The advantages of digital mailboxes for businesses stretch far beyond cost savings. The solution opens the door for two-way exchanges. Companies can put special offers in with their digital statements, and customers can click a button to accept an offer — an attractive way to increase revenue. Enterprises will be able to take greater advantage of precision marketing, data analytics and improve customer satisfaction and loyalty through web-friendly methods.

To ensure security, the top digital mailbox offerings employ a double-barreled encryption system — encrypting mail while in motion and at rest. The technology offers consumers an environment free of SPAM, malicious links and worrisome attachments. Encryption is performed in authenticated links to systems, in fat pipes, not trafficking "in the wild" (outside corporate firewalls). In addition, restrictions can be placed on documents, requiring user credentials or other security responses in order to be viewed.

What will digital mailbox solutions mean for the printing industry?

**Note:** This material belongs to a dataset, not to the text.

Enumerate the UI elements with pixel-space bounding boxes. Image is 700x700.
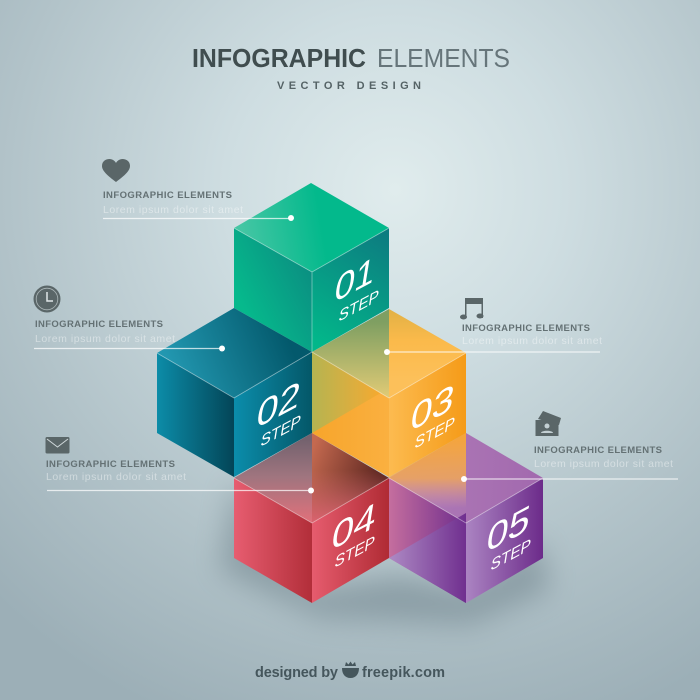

At first blush, digital postal services may seem like a scary thought for transactional and commercial printers. On the contrary, however, printers will benefit substantially if they capitalize on the trend now. Digital postal mail transforms the business liability of physical mail into an extremely valuable digital communications channel and represents the natural evolution of traditional postal mail into the digital marketplace.

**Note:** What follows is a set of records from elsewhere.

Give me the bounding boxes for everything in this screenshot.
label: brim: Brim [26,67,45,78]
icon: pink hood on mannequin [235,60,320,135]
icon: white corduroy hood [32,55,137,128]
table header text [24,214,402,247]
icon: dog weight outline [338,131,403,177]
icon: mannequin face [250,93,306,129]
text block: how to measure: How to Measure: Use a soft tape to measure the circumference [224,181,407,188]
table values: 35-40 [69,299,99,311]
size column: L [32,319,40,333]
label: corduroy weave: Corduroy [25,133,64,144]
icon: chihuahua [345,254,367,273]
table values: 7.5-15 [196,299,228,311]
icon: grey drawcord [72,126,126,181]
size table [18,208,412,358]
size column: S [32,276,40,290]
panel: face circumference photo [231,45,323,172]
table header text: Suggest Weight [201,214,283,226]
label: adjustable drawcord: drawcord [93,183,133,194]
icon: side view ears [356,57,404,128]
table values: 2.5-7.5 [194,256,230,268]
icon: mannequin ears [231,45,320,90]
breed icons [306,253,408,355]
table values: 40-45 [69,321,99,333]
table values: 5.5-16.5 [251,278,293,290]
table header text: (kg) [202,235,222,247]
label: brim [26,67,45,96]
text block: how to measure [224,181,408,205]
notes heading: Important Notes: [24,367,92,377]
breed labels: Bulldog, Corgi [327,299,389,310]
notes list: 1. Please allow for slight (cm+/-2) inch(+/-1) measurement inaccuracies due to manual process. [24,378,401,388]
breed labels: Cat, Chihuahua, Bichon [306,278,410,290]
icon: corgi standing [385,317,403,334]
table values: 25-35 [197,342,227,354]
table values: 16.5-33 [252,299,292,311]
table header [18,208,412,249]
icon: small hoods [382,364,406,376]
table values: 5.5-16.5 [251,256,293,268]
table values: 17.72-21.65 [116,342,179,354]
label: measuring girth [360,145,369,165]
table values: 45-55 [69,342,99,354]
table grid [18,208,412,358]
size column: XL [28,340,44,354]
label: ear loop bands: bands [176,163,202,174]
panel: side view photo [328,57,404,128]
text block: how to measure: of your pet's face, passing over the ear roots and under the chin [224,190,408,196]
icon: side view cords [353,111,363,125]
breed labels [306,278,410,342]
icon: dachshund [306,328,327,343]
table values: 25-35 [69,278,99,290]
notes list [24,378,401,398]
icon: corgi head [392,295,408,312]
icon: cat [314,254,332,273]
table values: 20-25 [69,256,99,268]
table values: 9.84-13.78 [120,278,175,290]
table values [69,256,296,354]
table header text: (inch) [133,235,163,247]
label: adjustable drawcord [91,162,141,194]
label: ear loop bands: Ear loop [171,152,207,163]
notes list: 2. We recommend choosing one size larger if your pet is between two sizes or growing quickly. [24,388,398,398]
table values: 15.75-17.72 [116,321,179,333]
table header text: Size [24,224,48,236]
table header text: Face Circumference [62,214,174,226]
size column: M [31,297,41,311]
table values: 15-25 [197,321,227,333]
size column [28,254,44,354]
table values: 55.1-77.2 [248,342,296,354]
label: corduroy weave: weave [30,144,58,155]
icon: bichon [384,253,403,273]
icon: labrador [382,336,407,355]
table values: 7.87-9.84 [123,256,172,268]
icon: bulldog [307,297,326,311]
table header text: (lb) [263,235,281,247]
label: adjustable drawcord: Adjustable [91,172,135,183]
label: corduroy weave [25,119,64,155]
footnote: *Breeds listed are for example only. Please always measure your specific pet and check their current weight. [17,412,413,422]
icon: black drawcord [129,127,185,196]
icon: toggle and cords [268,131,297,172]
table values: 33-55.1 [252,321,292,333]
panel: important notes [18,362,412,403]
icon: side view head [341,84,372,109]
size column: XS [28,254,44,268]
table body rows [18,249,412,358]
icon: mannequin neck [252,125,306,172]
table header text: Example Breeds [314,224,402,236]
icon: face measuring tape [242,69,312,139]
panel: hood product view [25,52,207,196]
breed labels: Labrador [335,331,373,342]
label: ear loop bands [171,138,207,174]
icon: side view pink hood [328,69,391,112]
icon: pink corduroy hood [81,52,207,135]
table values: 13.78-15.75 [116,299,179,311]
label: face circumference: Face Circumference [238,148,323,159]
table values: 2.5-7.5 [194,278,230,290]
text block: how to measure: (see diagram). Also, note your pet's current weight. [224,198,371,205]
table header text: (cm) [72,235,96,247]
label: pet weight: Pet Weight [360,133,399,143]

Today, clients produce output by creating large electronic files, sending the files to the printer, then to inserters and then out for mailing. With Zumbox, for example, at the point where the files go to the printer, another data stream will send a copy to the secure portal. Consumers will see their mail immediately, and hard copy mail will be delivered via USPS to their physical mailbox, until they choose to opt out of receiving the paper versions.

As a result of economic pressures on businesses, such as using traditional mail, digital postal solutions become an attractive alternative that allows printers to remain relevant in the business-to-consumer communications channel. Printers will be able to provide their customers with a desired service while, at the same time, create a new revenue stream by leveraging their print-to-mail investments.

Four Major Pillars of Benefits

Cost savings: Service providers are facing ever-increasing costs and lower profit margins. Digital mailboxes enable providers to move to a low-cost model that will help improve margins.

Customer satisfaction and loyalty: Both satisfaction and loyalty can be improved through web-friendly methods, such as chat lines for customer support, which are less expensive than telephone coverage but more highly regarded by users.

Flexible payment options: Consumers can choose their payment method. By clicking a button to choose to pay either by credit card or checking account, users can avoid the postage costs of mailing in their bills and avoid late charges caused by postal delivery delays.

Better messaging options: Companies can send relevant messaging through two-way dialogue and respond quickly to inquiries. From what they learn through the process, marketers can better tailor their campaigns to hit their target audiences more precisely.